J. C. Penney Company Inc (NYSE:JCP) surprised its loyal customers in St. Louis, Missouri when it unexpectedly announced it is closing its department store in the Hampton Village Plaza shopping center on January 21, 2018.
The Hampton Village J.C. Penney employs 45 people; some will be transferred to other stores while others will be laid off and given a week of severance pay.
The closure of this Missouri retail location came as a total surprise. While the retail giant announced earlier this year its plans to close 138 stores nationwide, this particular store was not on the list. But clearly, things changed for the flagship location that operated in the historic plaza since 1949.
Joey Thomas, a spokesman for the Plano, Texas-based department store chain, commented, “As part of the company’s ongoing efforts to achieve sustainable growth, long-term profitability and an engaging shopping experience across all customer touchpoints, we continually evaluate our store portfolio to determine whether there’s a need to close stores that do not meet all company objectives.”
The Hampton Village Plaza J.C. Penney obviously didn’t meet the company’s objectives. The 50,000 square foot department store will begin a liquidation sale on January 2, 2018.
J.C. Penney Closed 138 Stores in 2017
After weak 2016 holiday sales (where comparable store sales declined 0.8%) and ongoing competition from online giants like Amazon.com, Inc. (NASDAQ:AMZN), J.C. Penney announced in February that it was closing 138 stores. The company said it wanted to focus its efforts on its locations with the most potential.
“Our decision to close stores will allow us to raise the overall brand standard of the Company and allocate capital more efficiently,” said Marvin Ellison, CEO of J.C. Penney.
The department store did not say how many jobs would be lost as a result of the closures but it did say it was offering early retirement to 6,000 full-time employees. The store closures, which are expected to save the company $200.0 million annually, were expected to be completed by the end of June.
In March, J.C. Penney finally announced the locations slated for closure. The 138 stores represented about 14% of the store locations but just five percent of sales. It also said that about 5,000 employees would lose their jobs.
Echoing his earlier sentiment, Ellison said, “We believe closing stores will… allow us to adjust our business to effectively compete against the growing threat of online retailers.”

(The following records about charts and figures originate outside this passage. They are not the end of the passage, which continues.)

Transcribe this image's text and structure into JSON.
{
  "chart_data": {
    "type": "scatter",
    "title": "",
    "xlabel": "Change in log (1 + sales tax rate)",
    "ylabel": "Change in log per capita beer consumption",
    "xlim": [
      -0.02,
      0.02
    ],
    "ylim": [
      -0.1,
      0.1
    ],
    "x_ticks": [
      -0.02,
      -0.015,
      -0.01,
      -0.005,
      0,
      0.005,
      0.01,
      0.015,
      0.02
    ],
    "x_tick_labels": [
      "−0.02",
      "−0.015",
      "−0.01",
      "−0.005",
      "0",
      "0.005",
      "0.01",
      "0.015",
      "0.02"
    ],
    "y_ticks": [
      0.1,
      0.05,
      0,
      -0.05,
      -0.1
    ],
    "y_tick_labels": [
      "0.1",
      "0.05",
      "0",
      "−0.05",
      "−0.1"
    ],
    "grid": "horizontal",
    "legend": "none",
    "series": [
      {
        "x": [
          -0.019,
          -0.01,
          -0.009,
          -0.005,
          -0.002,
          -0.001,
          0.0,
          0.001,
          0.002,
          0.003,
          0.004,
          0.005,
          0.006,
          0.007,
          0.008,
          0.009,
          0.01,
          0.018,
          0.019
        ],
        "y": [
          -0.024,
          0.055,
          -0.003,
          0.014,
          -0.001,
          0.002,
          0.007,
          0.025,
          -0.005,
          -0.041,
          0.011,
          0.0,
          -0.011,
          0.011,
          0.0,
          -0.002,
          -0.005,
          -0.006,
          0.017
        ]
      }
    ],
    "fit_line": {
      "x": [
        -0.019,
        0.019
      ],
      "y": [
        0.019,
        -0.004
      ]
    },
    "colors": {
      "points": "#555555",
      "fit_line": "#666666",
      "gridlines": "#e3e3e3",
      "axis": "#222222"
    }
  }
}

J.C. Penney’s 3rd-Quarter Net Sales Declined Due to Store Closures in 2017
In November, J.C. Penney announced its financial results for the third quarter ended October 28, 2017. Total net sales fell 1.8% year-over-year to $2.81 billion. The decrease is mainly a result of the 2017 store closures. Comparable sales inched up 1.7%.
J.C. Penney reported a third-quarter net loss of $128.0 million, or $0.41 per share, an almost 50% increase over the third quarter 2016 net loss of $67.0 million or $0.22 per share.
The adjusted net loss was $102.0 million, or $0.33 per share compared to an adjusted net loss of $65.0 million, or $0.21 per share in the same prior-year period.
For 2017, the retailer expects to report:
- Comparable store sales in the range of -1.0% to 0.0%
- Adjusted earnings per share of between $0.02 to $0.08
- Free cash flow of $200.0 million to $300.0 million
Time will tell whether J.C. Penny’s cost-cutting measures will help it compete with online retailers and other brands like Wal-Mart Stores Inc (NYSE:WMT) or whether it will need to implement additional cost-cutting measures throughout 2018.
“JCPenney closing Hampton Village store in St. Louis, holding liquidation sale,” St. Louis Today, December 21, 2017.
“JCPenney Announces Plan To Optimize Retail Operations, Advance Growth And Drive Profitability,”J C Penney Company Inc, February 24, 2017.
“JCPenney Reports A 1.7 Percent Increase In Comparable Sales For The Third Quarter 2017,” J C Penney Company Inc, November 10, 2017.